PricewaterhouseCoopers expects the Hong Kong government will record a HK$28.7 billion (US$3.7 billion consolidated budget surplus in the fiscal year 2012/13 against a small deficit of HK$3.5 billion (US$451 million) forecasted by the government.
In view of the global economic uncertainties, PwC urges the government to grasp the opportunities brought by the National 12th Five-Year Plan as well as to sustain the competitiveness of Hong Kong.
"The National 12th Five-Year Plan proposes lifting the share of the value added of the service sector in the Mainland's GDP by four percentage points in five years, equivalent to Hong Kong's GDP in one year," says Peter Yu, PwC Southern China and Hong Kong Tax Leader.
"This will provide development opportunity of massive value for Hong Kong, as a service-oriented economy. Given the pilot financial zones in Qianhai & Hengqin are already in place, Hong Kong should embrace its four pillar industries - finance, logistics and trade, tourism, and professional services, as its economic growth engines to leverage on the emerging opportunities."
PwC expects the total revenue of profits tax and salaries tax will be around HK$165.9 billion (US$21.39 million). With the implementation of special stamp duty measures curbing the sky-high property prices, PwC expects the revenue from stamp duties will drop from HK$44.4 billion (US$5.7 billion) in the fiscal year 2011/12 to HK$37.8 billion (US$4.8 billion) in 2012/13.
Revenue from land sale, however, will be boosted by the land sale plan released by the government in late December 2012, from which we expect an additional HK$20 billion (US$2.5 billion) will be recorded in the first quarter in 2013. Overall, PwC expects a consolidated budget surplus of HK$28.7 billion (US$3.7 billion).
"The government should undertake a review of its tax system to ensure that it will cope with the needs of the future and stay competitive," says KK So, PwC Hong Kong Tax Partner. "It should introduce measures to assist with the development of the strategic industries. The Government should also provide more clarity and certainty on certain areas of the tax law, such as the taxation of fund management activities in Hong Kong, and continue the negotiation with more territories on new agreements to avoid double taxation."

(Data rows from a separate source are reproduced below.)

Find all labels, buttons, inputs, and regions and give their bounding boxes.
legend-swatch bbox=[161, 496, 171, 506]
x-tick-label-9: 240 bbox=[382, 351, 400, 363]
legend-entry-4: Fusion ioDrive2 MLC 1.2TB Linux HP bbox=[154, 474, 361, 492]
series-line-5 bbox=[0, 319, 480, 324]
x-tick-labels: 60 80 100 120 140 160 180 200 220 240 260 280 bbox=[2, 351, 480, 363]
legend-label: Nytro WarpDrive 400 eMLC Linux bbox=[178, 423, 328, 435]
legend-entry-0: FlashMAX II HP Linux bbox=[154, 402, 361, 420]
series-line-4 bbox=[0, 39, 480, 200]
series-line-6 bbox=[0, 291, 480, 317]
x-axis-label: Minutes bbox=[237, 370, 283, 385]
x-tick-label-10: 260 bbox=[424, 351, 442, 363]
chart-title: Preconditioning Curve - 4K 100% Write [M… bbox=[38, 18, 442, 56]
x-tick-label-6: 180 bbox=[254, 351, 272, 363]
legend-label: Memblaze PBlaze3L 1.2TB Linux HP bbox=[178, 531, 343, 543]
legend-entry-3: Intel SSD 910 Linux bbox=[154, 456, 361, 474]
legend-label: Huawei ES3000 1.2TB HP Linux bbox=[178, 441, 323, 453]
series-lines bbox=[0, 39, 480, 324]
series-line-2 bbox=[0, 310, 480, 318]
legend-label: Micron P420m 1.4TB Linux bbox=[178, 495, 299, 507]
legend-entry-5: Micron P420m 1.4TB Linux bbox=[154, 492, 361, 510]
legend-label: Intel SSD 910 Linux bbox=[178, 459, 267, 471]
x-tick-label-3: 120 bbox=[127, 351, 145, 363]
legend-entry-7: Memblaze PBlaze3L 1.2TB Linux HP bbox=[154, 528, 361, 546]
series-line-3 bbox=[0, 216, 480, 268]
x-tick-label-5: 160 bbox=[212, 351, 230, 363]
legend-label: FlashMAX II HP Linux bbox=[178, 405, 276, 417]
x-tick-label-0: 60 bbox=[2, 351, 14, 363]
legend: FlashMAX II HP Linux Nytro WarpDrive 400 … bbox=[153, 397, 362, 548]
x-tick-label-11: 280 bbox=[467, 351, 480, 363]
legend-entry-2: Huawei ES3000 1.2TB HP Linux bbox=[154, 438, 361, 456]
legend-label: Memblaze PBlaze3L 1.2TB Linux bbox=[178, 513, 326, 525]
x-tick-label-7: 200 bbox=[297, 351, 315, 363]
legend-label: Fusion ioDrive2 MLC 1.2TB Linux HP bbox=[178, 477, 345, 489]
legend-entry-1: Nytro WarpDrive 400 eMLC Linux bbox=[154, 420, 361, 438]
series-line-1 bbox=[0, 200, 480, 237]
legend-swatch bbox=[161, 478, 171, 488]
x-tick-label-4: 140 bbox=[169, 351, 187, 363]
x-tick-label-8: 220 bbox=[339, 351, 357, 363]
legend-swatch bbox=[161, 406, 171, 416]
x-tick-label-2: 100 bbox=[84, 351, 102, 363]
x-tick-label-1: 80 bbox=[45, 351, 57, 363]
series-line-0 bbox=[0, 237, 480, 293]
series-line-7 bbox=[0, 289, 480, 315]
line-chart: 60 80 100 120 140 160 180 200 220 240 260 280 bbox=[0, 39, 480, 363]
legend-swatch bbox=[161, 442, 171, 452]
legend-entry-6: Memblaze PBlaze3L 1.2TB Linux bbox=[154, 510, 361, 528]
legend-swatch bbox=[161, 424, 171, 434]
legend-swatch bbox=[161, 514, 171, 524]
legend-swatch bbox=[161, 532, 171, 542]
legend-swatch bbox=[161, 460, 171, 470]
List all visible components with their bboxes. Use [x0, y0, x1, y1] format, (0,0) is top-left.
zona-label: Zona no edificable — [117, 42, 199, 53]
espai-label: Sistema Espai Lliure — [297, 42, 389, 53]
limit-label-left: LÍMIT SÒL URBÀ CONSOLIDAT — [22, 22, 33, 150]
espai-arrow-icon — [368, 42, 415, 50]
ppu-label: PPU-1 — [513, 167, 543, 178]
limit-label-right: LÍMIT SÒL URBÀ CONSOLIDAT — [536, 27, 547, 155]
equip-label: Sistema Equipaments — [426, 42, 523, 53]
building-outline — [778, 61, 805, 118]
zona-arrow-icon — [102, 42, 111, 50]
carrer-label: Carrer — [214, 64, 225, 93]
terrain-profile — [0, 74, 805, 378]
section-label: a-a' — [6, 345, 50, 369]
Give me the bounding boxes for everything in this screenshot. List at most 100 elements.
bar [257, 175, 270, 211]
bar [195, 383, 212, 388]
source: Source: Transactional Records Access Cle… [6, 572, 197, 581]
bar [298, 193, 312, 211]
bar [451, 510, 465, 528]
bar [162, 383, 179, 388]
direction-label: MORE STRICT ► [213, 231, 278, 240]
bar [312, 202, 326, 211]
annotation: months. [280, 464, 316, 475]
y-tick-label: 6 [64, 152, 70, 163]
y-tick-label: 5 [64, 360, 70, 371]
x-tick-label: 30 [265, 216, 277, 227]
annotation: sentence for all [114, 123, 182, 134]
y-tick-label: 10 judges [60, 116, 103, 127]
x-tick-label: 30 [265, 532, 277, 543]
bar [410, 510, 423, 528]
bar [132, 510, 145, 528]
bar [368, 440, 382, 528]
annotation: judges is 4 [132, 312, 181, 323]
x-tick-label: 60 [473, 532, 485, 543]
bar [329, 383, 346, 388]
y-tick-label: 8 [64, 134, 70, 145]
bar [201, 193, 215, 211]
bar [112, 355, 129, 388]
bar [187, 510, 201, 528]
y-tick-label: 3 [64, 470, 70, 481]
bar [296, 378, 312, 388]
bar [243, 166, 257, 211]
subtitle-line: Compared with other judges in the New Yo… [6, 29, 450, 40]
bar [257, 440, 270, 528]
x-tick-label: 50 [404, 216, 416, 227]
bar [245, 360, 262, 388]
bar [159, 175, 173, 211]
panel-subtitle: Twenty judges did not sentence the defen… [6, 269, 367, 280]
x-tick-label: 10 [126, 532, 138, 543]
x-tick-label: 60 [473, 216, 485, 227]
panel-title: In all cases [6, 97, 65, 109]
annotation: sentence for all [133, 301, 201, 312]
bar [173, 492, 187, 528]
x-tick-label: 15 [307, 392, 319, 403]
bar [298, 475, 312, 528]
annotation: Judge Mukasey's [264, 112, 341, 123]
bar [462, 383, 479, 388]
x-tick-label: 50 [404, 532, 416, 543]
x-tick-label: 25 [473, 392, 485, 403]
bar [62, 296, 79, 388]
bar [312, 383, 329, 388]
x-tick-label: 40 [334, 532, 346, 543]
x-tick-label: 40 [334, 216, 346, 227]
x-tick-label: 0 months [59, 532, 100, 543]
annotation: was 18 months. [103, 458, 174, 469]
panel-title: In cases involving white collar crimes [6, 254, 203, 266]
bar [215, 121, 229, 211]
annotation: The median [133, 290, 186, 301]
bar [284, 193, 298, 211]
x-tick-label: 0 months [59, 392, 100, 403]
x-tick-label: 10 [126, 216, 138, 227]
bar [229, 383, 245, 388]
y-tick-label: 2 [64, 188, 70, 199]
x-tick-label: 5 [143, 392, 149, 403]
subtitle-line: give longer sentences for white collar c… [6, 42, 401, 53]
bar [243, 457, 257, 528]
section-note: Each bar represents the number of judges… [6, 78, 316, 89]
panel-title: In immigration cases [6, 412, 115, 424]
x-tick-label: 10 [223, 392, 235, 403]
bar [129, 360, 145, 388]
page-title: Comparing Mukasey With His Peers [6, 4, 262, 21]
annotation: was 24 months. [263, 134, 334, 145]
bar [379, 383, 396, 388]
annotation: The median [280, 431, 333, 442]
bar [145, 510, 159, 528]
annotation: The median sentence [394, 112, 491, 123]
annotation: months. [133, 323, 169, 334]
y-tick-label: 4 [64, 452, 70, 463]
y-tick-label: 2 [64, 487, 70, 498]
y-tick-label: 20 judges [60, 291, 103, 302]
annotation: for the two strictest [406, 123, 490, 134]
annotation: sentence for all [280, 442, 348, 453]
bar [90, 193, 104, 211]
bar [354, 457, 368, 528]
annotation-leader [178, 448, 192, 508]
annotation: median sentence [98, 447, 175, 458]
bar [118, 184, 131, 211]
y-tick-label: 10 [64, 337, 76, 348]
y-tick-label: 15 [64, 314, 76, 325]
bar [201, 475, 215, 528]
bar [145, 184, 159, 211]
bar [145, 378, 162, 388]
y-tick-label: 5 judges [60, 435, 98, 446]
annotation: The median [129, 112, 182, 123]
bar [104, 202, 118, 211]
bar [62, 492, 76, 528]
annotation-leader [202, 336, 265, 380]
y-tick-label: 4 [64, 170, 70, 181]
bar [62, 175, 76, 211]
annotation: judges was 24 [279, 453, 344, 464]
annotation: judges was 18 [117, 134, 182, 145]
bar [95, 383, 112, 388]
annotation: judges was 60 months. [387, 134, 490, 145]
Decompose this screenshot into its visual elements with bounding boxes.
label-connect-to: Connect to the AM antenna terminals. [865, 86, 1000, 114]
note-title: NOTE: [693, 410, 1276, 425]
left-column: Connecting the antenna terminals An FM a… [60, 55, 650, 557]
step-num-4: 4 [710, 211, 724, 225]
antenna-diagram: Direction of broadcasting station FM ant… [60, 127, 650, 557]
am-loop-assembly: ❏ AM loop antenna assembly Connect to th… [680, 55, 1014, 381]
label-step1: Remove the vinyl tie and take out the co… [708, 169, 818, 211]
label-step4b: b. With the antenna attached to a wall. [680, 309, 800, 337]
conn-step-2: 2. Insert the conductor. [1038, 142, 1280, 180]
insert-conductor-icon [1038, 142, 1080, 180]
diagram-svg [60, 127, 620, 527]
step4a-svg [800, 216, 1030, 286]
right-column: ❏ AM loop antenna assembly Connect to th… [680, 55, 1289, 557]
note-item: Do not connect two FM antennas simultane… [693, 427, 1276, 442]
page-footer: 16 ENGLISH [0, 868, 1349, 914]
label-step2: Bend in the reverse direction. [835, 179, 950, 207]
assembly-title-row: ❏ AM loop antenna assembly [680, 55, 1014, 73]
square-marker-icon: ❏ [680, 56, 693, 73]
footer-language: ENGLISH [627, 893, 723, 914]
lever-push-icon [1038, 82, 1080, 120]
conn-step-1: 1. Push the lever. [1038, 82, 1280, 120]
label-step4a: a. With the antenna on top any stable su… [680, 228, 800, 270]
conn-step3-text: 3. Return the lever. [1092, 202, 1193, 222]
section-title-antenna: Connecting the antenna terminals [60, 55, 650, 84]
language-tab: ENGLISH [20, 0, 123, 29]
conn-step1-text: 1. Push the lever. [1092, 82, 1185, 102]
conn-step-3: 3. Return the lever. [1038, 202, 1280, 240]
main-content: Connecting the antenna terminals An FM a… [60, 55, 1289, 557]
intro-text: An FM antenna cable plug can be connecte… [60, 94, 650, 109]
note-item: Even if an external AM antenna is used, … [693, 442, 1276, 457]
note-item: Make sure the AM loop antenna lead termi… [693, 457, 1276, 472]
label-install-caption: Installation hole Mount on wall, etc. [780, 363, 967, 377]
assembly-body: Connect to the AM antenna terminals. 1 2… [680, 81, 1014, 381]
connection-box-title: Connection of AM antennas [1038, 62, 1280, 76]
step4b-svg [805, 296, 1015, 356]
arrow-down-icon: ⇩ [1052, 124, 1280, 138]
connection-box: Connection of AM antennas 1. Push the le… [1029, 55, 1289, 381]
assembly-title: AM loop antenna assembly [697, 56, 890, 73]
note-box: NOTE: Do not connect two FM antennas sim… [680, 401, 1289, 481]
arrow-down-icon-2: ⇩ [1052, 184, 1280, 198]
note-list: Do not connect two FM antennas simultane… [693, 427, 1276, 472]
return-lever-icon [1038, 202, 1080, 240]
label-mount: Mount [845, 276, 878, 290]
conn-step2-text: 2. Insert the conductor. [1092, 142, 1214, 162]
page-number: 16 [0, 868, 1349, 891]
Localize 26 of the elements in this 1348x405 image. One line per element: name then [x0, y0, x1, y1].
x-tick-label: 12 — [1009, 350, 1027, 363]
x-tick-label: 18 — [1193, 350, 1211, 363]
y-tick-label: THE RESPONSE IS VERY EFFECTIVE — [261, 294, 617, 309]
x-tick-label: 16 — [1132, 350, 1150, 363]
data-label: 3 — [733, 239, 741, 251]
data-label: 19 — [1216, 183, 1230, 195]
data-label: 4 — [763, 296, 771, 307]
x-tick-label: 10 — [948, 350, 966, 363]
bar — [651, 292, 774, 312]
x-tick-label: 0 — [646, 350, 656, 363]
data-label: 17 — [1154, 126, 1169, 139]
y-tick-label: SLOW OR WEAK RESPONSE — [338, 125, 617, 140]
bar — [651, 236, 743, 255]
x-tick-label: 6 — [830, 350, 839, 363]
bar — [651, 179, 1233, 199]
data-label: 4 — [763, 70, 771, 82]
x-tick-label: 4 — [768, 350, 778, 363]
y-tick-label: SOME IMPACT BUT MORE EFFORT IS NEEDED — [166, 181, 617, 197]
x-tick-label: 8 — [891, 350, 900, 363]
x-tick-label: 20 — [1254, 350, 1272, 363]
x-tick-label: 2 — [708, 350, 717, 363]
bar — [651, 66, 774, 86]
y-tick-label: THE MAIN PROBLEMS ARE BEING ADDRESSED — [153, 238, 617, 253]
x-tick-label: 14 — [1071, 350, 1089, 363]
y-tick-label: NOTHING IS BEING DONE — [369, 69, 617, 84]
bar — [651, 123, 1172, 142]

To promote Hong Kong’s bond market, PwC proposes profits tax exemption for all short, medium and long-terms bonds.
To strengthen Hong Kong as a global fund management centre and the platform for private equity investment into the Mainland, PwC proposes that the current profits tax exemption for foreign funds should be expanded to Hong Kong resident funds and private equity funds.
For SMEs, PwC proposes that the profits tax rate should be reduced from 16.5% to 10% for taxable profits up to HK$500,000 (US$64,000).
PwC also recommends the salaries tax bands be widened from HK$40,000 to HK$ 45,000 (US$5,000 to US$5,800).